Annie Clark says that a performer’s job is to “shock and console.” For years, she was doing much more of the former than the latter. Her first four records—an impeccable run from 2007’s Marry Me through to 2014’s St. Vincent—played on a common trope of the horror genre, the idea that behind every pristine façade lies a world of ugliness, violence, and malcontent. Horror franchises, of course, tend to get stale pretty fast: Once you know the general mode and motive of a killer, they aren’t all that scary. The aesthetic of Clark’s music has stayed relatively consistent but as she’s added more elements in—synths, latex, wigs, outlandish album concepts that don’t necessarily align with the increasingly personal music contained within—it’s begun to feel less potent.

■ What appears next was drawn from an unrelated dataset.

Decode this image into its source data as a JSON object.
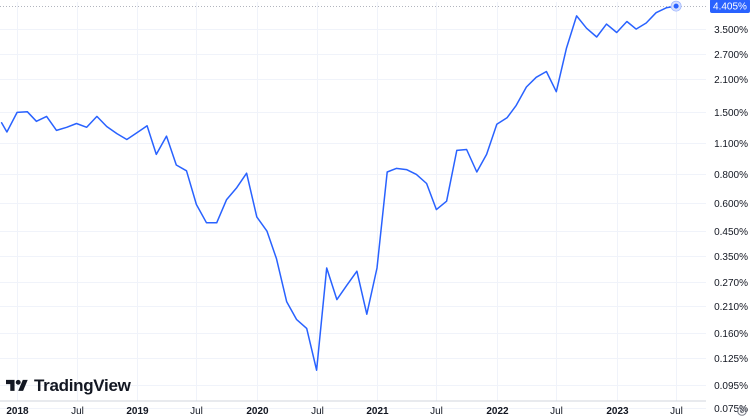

All Born Screaming, Clark’s self-produced sixth album, goes for a hard reset on the St. Vincent project, not by going back to the harsh, alien textures of, say, 2011’s Strange Mercy, but by flicking the dial from “shock” to “console.” Musically, it feels like the first St. Vincent album since Marry Me presented without a unifying aesthetic: at various points, Clark incorporates Bond theme melodrama, Steely Dan-style prog, bouncy art pop and lechy industrial rock, making for what is arguably her loosest record, an exhale after years of fitting her songs into increasingly tight restraints.

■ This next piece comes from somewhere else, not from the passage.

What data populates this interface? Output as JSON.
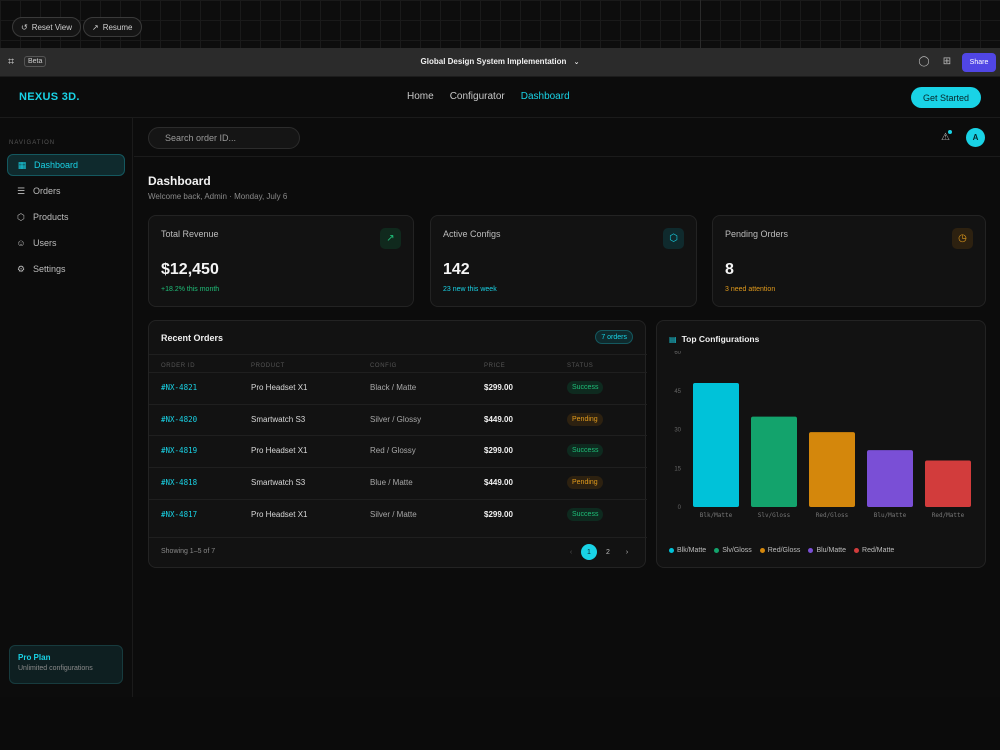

It’s a freedom that carries through to the album’s emotional content. Clark’s records often display warmth and vulnerability in flashes, but All Born Screaming feels thoroughly romantic and highlights bits of beauty amid Clark’s usual lexicon of chaotic, violent imagery. On the dazed dream-pop ballad “The Power’s Out,” she sings about New York as a kind of hell created by its inhabitants; far from a horror story or an indictment, it sounds like a love song.

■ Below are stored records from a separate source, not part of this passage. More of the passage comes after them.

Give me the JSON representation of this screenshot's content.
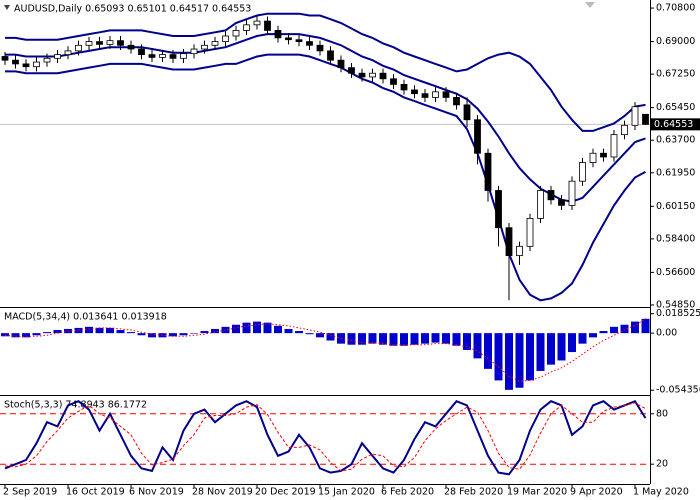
{
  "chart_data": [
    {
      "type": "candlestick",
      "title": "AUDUSD,Daily 0.65093 0.65101 0.64517 0.64553",
      "categories": [
        "2 Sep 2019",
        null,
        null,
        null,
        null,
        null,
        "16 Oct 2019",
        null,
        null,
        null,
        null,
        null,
        "6 Nov 2019",
        null,
        null,
        null,
        null,
        null,
        "28 Nov 2019",
        null,
        null,
        null,
        null,
        null,
        "20 Dec 2019",
        null,
        null,
        null,
        null,
        null,
        "15 Jan 2020",
        null,
        null,
        null,
        null,
        null,
        "6 Feb 2020",
        null,
        null,
        null,
        null,
        null,
        "28 Feb 2020",
        null,
        null,
        null,
        null,
        null,
        "19 Mar 2020",
        null,
        null,
        null,
        null,
        null,
        "9 Apr 2020",
        null,
        null,
        null,
        null,
        null,
        "1 May 2020",
        null
      ],
      "open": [
        0.682,
        0.68,
        0.678,
        0.6765,
        0.679,
        0.681,
        0.683,
        0.685,
        0.688,
        0.69,
        0.6885,
        0.6905,
        0.688,
        0.686,
        0.683,
        0.6815,
        0.683,
        0.681,
        0.6835,
        0.686,
        0.688,
        0.69,
        0.693,
        0.696,
        0.699,
        0.701,
        0.696,
        0.692,
        0.691,
        0.69,
        0.688,
        0.685,
        0.68,
        0.676,
        0.673,
        0.671,
        0.673,
        0.67,
        0.667,
        0.664,
        0.662,
        0.66,
        0.663,
        0.66,
        0.656,
        0.648,
        0.63,
        0.61,
        0.59,
        0.575,
        0.58,
        0.595,
        0.61,
        0.605,
        0.602,
        0.615,
        0.625,
        0.63,
        0.628,
        0.64,
        0.645,
        0.65093
      ],
      "high": [
        0.6845,
        0.6825,
        0.6805,
        0.6815,
        0.6835,
        0.6855,
        0.6875,
        0.6905,
        0.6925,
        0.6925,
        0.693,
        0.693,
        0.6905,
        0.6885,
        0.6855,
        0.6855,
        0.6855,
        0.686,
        0.6885,
        0.6905,
        0.6925,
        0.6955,
        0.6985,
        0.7015,
        0.7035,
        0.7035,
        0.6985,
        0.6945,
        0.6935,
        0.6925,
        0.6905,
        0.6875,
        0.6825,
        0.6785,
        0.6755,
        0.6755,
        0.6755,
        0.6725,
        0.6695,
        0.6665,
        0.6645,
        0.6655,
        0.6655,
        0.6625,
        0.66,
        0.6505,
        0.6325,
        0.6125,
        0.5925,
        0.5825,
        0.5975,
        0.6125,
        0.6125,
        0.6075,
        0.6175,
        0.6275,
        0.6325,
        0.6325,
        0.6425,
        0.6475,
        0.6575,
        0.65101
      ],
      "low": [
        0.6775,
        0.6755,
        0.674,
        0.674,
        0.6765,
        0.6785,
        0.6805,
        0.6825,
        0.6855,
        0.686,
        0.686,
        0.6855,
        0.6835,
        0.6805,
        0.679,
        0.679,
        0.6785,
        0.6785,
        0.681,
        0.6835,
        0.6855,
        0.6875,
        0.6905,
        0.6935,
        0.6965,
        0.6935,
        0.6895,
        0.6885,
        0.6875,
        0.6855,
        0.6825,
        0.6775,
        0.6735,
        0.6705,
        0.6685,
        0.6685,
        0.6675,
        0.6645,
        0.6615,
        0.6595,
        0.6575,
        0.6575,
        0.6575,
        0.6535,
        0.644,
        0.624,
        0.604,
        0.58,
        0.551,
        0.57,
        0.5775,
        0.5925,
        0.6025,
        0.5995,
        0.5995,
        0.6125,
        0.6225,
        0.6255,
        0.6255,
        0.6375,
        0.6425,
        0.64517
      ],
      "close": [
        0.68,
        0.678,
        0.6765,
        0.679,
        0.681,
        0.683,
        0.685,
        0.688,
        0.69,
        0.6885,
        0.6905,
        0.688,
        0.686,
        0.683,
        0.6815,
        0.683,
        0.681,
        0.6835,
        0.686,
        0.688,
        0.69,
        0.693,
        0.696,
        0.699,
        0.701,
        0.696,
        0.692,
        0.691,
        0.69,
        0.688,
        0.685,
        0.68,
        0.676,
        0.673,
        0.671,
        0.673,
        0.67,
        0.667,
        0.664,
        0.662,
        0.66,
        0.663,
        0.66,
        0.656,
        0.648,
        0.63,
        0.61,
        0.59,
        0.575,
        0.58,
        0.595,
        0.61,
        0.605,
        0.602,
        0.615,
        0.625,
        0.63,
        0.628,
        0.64,
        0.645,
        0.655,
        0.64553
      ],
      "series": [
        {
          "color": "#00008b",
          "values": [
            0.692,
            0.692,
            0.691,
            0.691,
            0.691,
            0.691,
            0.692,
            0.693,
            0.694,
            0.695,
            0.696,
            0.696,
            0.696,
            0.696,
            0.695,
            0.694,
            0.693,
            0.693,
            0.693,
            0.694,
            0.695,
            0.696,
            0.7,
            0.702,
            0.704,
            0.705,
            0.705,
            0.705,
            0.705,
            0.704,
            0.704,
            0.702,
            0.7,
            0.697,
            0.694,
            0.692,
            0.689,
            0.687,
            0.684,
            0.682,
            0.68,
            0.678,
            0.676,
            0.674,
            0.675,
            0.678,
            0.681,
            0.683,
            0.684,
            0.682,
            0.678,
            0.671,
            0.664,
            0.655,
            0.648,
            0.642,
            0.642,
            0.644,
            0.646,
            0.65,
            0.655,
            0.656
          ]
        },
        {
          "color": "#00008b",
          "values": [
            0.683,
            0.683,
            0.682,
            0.682,
            0.682,
            0.682,
            0.683,
            0.684,
            0.685,
            0.686,
            0.687,
            0.687,
            0.687,
            0.687,
            0.686,
            0.685,
            0.684,
            0.684,
            0.684,
            0.685,
            0.686,
            0.687,
            0.689,
            0.691,
            0.693,
            0.694,
            0.694,
            0.694,
            0.694,
            0.693,
            0.692,
            0.69,
            0.688,
            0.685,
            0.682,
            0.68,
            0.677,
            0.675,
            0.672,
            0.67,
            0.668,
            0.666,
            0.664,
            0.662,
            0.659,
            0.654,
            0.647,
            0.639,
            0.63,
            0.622,
            0.616,
            0.611,
            0.608,
            0.605,
            0.604,
            0.606,
            0.612,
            0.618,
            0.624,
            0.63,
            0.636,
            0.638
          ]
        },
        {
          "color": "#00008b",
          "values": [
            0.674,
            0.674,
            0.673,
            0.673,
            0.673,
            0.673,
            0.674,
            0.675,
            0.676,
            0.677,
            0.678,
            0.678,
            0.678,
            0.678,
            0.677,
            0.676,
            0.675,
            0.675,
            0.675,
            0.676,
            0.677,
            0.678,
            0.678,
            0.68,
            0.682,
            0.683,
            0.683,
            0.683,
            0.683,
            0.682,
            0.68,
            0.678,
            0.676,
            0.673,
            0.67,
            0.668,
            0.665,
            0.663,
            0.66,
            0.658,
            0.656,
            0.654,
            0.652,
            0.65,
            0.643,
            0.63,
            0.613,
            0.595,
            0.576,
            0.562,
            0.554,
            0.551,
            0.552,
            0.555,
            0.56,
            0.57,
            0.582,
            0.592,
            0.602,
            0.61,
            0.617,
            0.62
          ]
        }
      ],
      "last_price": {
        "value": 0.64553,
        "label": "0.64553"
      },
      "ylim": [
        0.5474,
        0.7118
      ],
      "yticks": [
        {
          "value": 0.708,
          "label": "0.70800"
        },
        {
          "value": 0.69,
          "label": "0.69000"
        },
        {
          "value": 0.6725,
          "label": "0.67250"
        },
        {
          "value": 0.6545,
          "label": "0.65450"
        },
        {
          "value": 0.637,
          "label": "0.63700"
        },
        {
          "value": 0.6195,
          "label": "0.61950"
        },
        {
          "value": 0.6015,
          "label": "0.60150"
        },
        {
          "value": 0.584,
          "label": "0.58400"
        },
        {
          "value": 0.566,
          "label": "0.56600"
        },
        {
          "value": 0.5485,
          "label": "0.54850"
        }
      ]
    },
    {
      "type": "macd",
      "title": "MACD(5,34,4) 0.013641 0.013918",
      "series": [
        {
          "color": "#0000cd",
          "style": "bar",
          "values": [
            -0.003,
            -0.004,
            -0.004,
            -0.002,
            0.001,
            0.003,
            0.004,
            0.005,
            0.006,
            0.005,
            0.005,
            0.003,
            0.001,
            -0.002,
            -0.004,
            -0.004,
            -0.003,
            -0.002,
            0,
            0.002,
            0.004,
            0.006,
            0.008,
            0.01,
            0.011,
            0.01,
            0.007,
            0.004,
            0.002,
            -0.001,
            -0.004,
            -0.007,
            -0.01,
            -0.011,
            -0.011,
            -0.01,
            -0.011,
            -0.012,
            -0.012,
            -0.011,
            -0.01,
            -0.009,
            -0.01,
            -0.012,
            -0.016,
            -0.024,
            -0.034,
            -0.045,
            -0.054,
            -0.052,
            -0.045,
            -0.036,
            -0.03,
            -0.026,
            -0.018,
            -0.01,
            -0.004,
            0.002,
            0.006,
            0.008,
            0.011,
            0.013641
          ]
        },
        {
          "color": "#ff0000",
          "style": "dotted",
          "values": [
            -0.002,
            -0.003,
            -0.003,
            -0.003,
            -0.002,
            0,
            0.002,
            0.003,
            0.004,
            0.005,
            0.005,
            0.004,
            0.003,
            0.001,
            -0.001,
            -0.002,
            -0.003,
            -0.003,
            -0.002,
            -0.001,
            0.001,
            0.003,
            0.005,
            0.007,
            0.008,
            0.009,
            0.008,
            0.007,
            0.005,
            0.003,
            0.001,
            -0.002,
            -0.005,
            -0.007,
            -0.009,
            -0.009,
            -0.01,
            -0.011,
            -0.011,
            -0.011,
            -0.011,
            -0.01,
            -0.01,
            -0.011,
            -0.013,
            -0.017,
            -0.024,
            -0.032,
            -0.041,
            -0.046,
            -0.045,
            -0.042,
            -0.037,
            -0.033,
            -0.027,
            -0.02,
            -0.013,
            -0.007,
            -0.002,
            0.003,
            0.007,
            0.013918
          ]
        }
      ],
      "ylim": [
        -0.057,
        0.023
      ],
      "yticks": [
        0.018525,
        {
          "value": 0,
          "label": "0.00"
        },
        -0.054356
      ]
    },
    {
      "type": "stochastic",
      "title": "Stoch(5,3,3) 74.8943 86.1772",
      "series": [
        {
          "color": "#00008b",
          "style": "solid",
          "values": [
            15,
            20,
            25,
            45,
            70,
            65,
            90,
            95,
            85,
            60,
            80,
            55,
            30,
            15,
            12,
            40,
            25,
            60,
            80,
            85,
            70,
            80,
            90,
            95,
            88,
            55,
            30,
            35,
            55,
            40,
            15,
            10,
            12,
            20,
            45,
            30,
            15,
            10,
            25,
            50,
            70,
            65,
            80,
            95,
            90,
            60,
            30,
            10,
            8,
            25,
            60,
            85,
            95,
            90,
            55,
            65,
            90,
            95,
            85,
            90,
            95,
            74.8943
          ]
        },
        {
          "color": "#ff0000",
          "style": "dashed",
          "values": [
            18,
            17,
            20,
            30,
            47,
            60,
            75,
            83,
            90,
            80,
            75,
            65,
            55,
            33,
            19,
            22,
            26,
            42,
            55,
            75,
            78,
            78,
            80,
            88,
            91,
            79,
            58,
            40,
            40,
            43,
            37,
            22,
            12,
            14,
            26,
            32,
            30,
            18,
            17,
            28,
            48,
            62,
            72,
            80,
            88,
            82,
            60,
            33,
            16,
            14,
            31,
            57,
            80,
            90,
            80,
            70,
            70,
            83,
            88,
            90,
            93,
            86.1772
          ]
        }
      ],
      "level_color": "#ff0000",
      "ylim": [
        0,
        100
      ],
      "yticks": [
        80,
        20
      ]
    }
  ]
}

St. Vincent has occasionally let her mask of irony fall on past albums—“Candy Darling” on Daddy’s Home, “Champagne Year” on Strange Mercy, “Happy Birthday, Johnny” on Masseduction—but this feels like an album full of those songs. Even the harsh tracks are born out of empathy; the quivering, volatile “Reckless” is about spiraling out after someone you love dies; “Flea” might be kinda gross, casting love and desire as a form of infestation, but there’s something romantic about that idea, too. Over a beat that recalls the overdriven chug of Nine Inch Nails, Clark sings lyrics that walk a line between devoted and creepy: “Drip you in diamonds/Pour you in cream/You will be mine for eternity.”